HELENA — Governor Greg Gianforte’s first proposed state budget, released Thursday, offers cuts in state income, property, and business taxes for some – and more spending aimed at beginning teacher pay and drug treatment.
“This budget is the roadmap for Montana’s comeback,” Gianforte said at a Capitol news conference, as he unveiled the proposed budget for the 2022-23 biennium. “I promised we would provide tax relief to hard-working Montanans and get open for business. This budget does that.”
Gianforte is proposing $5.27 billion in state spending over the next two years, compared to the current two-year total of $5.08 billion, which includes the actual amount spent for fiscal 2020 and the budgeted amount for 2021, which run through June 30 this year.

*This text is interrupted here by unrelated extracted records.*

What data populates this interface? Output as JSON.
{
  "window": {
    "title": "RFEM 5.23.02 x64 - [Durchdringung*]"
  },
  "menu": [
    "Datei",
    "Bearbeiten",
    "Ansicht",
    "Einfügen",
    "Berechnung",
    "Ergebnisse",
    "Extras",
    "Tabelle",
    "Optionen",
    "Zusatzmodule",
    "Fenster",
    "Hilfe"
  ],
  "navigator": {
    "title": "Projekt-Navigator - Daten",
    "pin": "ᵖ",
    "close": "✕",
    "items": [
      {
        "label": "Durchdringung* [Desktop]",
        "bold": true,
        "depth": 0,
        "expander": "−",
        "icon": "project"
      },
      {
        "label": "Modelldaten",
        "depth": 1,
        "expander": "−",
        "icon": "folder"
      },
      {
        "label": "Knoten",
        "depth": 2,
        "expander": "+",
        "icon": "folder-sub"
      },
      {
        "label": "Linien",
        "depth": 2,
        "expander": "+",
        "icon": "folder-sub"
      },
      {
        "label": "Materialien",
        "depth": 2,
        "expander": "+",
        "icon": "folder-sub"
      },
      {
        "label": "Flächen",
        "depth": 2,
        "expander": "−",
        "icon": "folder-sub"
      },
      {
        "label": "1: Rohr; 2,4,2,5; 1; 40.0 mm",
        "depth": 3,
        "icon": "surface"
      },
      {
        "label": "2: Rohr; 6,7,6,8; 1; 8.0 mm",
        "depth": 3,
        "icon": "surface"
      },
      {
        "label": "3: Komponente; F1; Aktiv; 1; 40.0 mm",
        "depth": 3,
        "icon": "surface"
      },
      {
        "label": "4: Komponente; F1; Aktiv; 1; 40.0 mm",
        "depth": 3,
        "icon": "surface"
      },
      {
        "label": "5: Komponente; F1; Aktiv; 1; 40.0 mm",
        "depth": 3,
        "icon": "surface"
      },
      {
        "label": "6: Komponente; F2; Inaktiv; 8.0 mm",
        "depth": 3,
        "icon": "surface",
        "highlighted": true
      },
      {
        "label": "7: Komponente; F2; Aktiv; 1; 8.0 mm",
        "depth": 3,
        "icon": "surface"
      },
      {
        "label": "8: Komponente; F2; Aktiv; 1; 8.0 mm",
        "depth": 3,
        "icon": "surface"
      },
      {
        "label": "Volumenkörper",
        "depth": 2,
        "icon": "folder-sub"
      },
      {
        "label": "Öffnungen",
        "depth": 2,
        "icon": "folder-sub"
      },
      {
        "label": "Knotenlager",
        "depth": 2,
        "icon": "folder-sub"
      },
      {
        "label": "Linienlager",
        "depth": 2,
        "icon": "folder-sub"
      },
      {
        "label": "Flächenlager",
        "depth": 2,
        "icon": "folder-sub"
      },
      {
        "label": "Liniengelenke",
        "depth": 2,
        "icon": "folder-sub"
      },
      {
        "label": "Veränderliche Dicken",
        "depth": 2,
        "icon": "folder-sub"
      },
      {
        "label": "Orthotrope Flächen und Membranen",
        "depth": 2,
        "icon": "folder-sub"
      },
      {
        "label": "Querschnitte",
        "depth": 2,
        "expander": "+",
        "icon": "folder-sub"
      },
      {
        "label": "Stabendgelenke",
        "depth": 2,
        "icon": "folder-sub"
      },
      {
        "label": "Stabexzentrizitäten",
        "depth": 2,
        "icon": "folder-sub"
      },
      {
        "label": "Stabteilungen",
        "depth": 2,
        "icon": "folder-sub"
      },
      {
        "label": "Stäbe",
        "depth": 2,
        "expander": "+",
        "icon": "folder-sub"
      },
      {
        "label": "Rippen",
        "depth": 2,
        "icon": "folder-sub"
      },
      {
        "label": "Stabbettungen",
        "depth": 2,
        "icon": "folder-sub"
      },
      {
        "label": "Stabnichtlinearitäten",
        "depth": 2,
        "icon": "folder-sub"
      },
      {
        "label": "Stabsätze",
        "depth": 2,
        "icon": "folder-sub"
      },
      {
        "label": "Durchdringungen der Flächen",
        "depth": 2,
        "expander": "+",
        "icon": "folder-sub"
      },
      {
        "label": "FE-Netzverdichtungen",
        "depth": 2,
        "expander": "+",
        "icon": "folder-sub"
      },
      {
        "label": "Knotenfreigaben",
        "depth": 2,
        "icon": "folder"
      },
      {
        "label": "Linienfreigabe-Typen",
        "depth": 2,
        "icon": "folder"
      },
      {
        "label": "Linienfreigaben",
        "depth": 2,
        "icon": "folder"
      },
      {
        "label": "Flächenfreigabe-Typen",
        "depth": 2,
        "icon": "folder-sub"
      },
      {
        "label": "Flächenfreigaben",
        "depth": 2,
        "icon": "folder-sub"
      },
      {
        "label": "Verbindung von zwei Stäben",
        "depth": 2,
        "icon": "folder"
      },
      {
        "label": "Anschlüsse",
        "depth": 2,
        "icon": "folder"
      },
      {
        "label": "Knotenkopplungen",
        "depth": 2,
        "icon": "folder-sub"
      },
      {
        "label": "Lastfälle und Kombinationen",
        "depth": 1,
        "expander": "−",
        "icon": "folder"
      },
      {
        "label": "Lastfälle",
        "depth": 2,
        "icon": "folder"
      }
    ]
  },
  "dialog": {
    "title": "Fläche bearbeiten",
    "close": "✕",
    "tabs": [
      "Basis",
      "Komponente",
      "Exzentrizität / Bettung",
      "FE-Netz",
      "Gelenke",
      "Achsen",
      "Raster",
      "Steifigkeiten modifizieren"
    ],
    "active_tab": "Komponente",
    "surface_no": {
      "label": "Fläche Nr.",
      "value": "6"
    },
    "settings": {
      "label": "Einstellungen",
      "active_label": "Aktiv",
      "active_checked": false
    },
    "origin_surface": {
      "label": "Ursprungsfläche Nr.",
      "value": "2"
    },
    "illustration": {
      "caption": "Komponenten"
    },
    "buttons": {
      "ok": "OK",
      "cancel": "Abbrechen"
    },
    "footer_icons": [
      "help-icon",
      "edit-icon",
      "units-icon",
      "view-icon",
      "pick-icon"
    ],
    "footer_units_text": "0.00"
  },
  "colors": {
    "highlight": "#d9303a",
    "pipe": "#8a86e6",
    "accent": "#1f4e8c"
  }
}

Montana’s first Republican governor in 16 years said he’d cut some $100 million out of the budget proposed last November by outgoing Democratic Gov. Steve Bullock – enabling him to “hold the line” on spending, as he promised during the campaign.
The budget now goes before the state Legislature, where Republicans hold large majorities and have said they’re largely in sync with the governor on his priorities.
Rep. Llew Jones, R-Conrad, who chairs the House Appropriations Committee, said lawmakers naturally will come up with some of their own ideas – but if it costs money beyond the governor’s budget, it will have tough sledding.
“I believe there will be a lot of good ideas, but a lot of these ideas, if they come in with a fiscal note, it may not be the year to have a good idea,” he told MTN News.
Democratic House Minority Leader Kim Abbott said Thursday that Gianforte’s proposal is the “starting point of a lengthy legislative budget process,” and that her caucus would oppose any unnecessary cuts “to pay for tax breaks for the wealthy.”
Gianforte’s most expensive tax-cut proposal is a reduction of the state’s top income-tax rate, from 6.9 percent to 6.75 percent – a rate paid by about half of the state’s taxpaying households, he said.
If passed, the tax cut would cost the state treasury an estimated $28 million a year, once fully implemented.
Other highlights of the proposed budget include:
- About $47 million in new state and federal spending to attack what Gianforte called an “epidemic” of drug use and addiction in the state. The money would pay for drug-treatment courts, more probation and parole officers, and treatment programs in the correctional system. “Few Montanans have been left untouched by the epidemic of addiction and drug use,” he said. “The crisis is ripping apart our families and our communities.”
- About $2.5 million to help local school districts increase beginning teacher pay, which Gianforte called the lowest in the nation. He also included a $1 million-a-year tax credit for businesses that offer training in skilled trades.
- Increasing to $200,000 the value of business equipment exempt from property taxes. He said an additional 4,000 businesses would have to pay the tax, costing the state about $1.5 million.
- Adding $3 million a year to programs that help low-income homeowners offset their property-tax increases.
The Gianforte budget also removes nearly $101 million in state spending proposed by former Gov. Bullock – including $26 million from the state university system, part of which would be used to freeze college tuition.
Other big chunks of reductions from Bullock’s budget are $12 million in “vacancy savings,” which means state agencies must leave some positions open before filling them; $23 million from the Department of Public Health and Human Services, including proposed state funding for pre-kindergarten; and $9.5 million from the Department of Natural Resources and Conservation.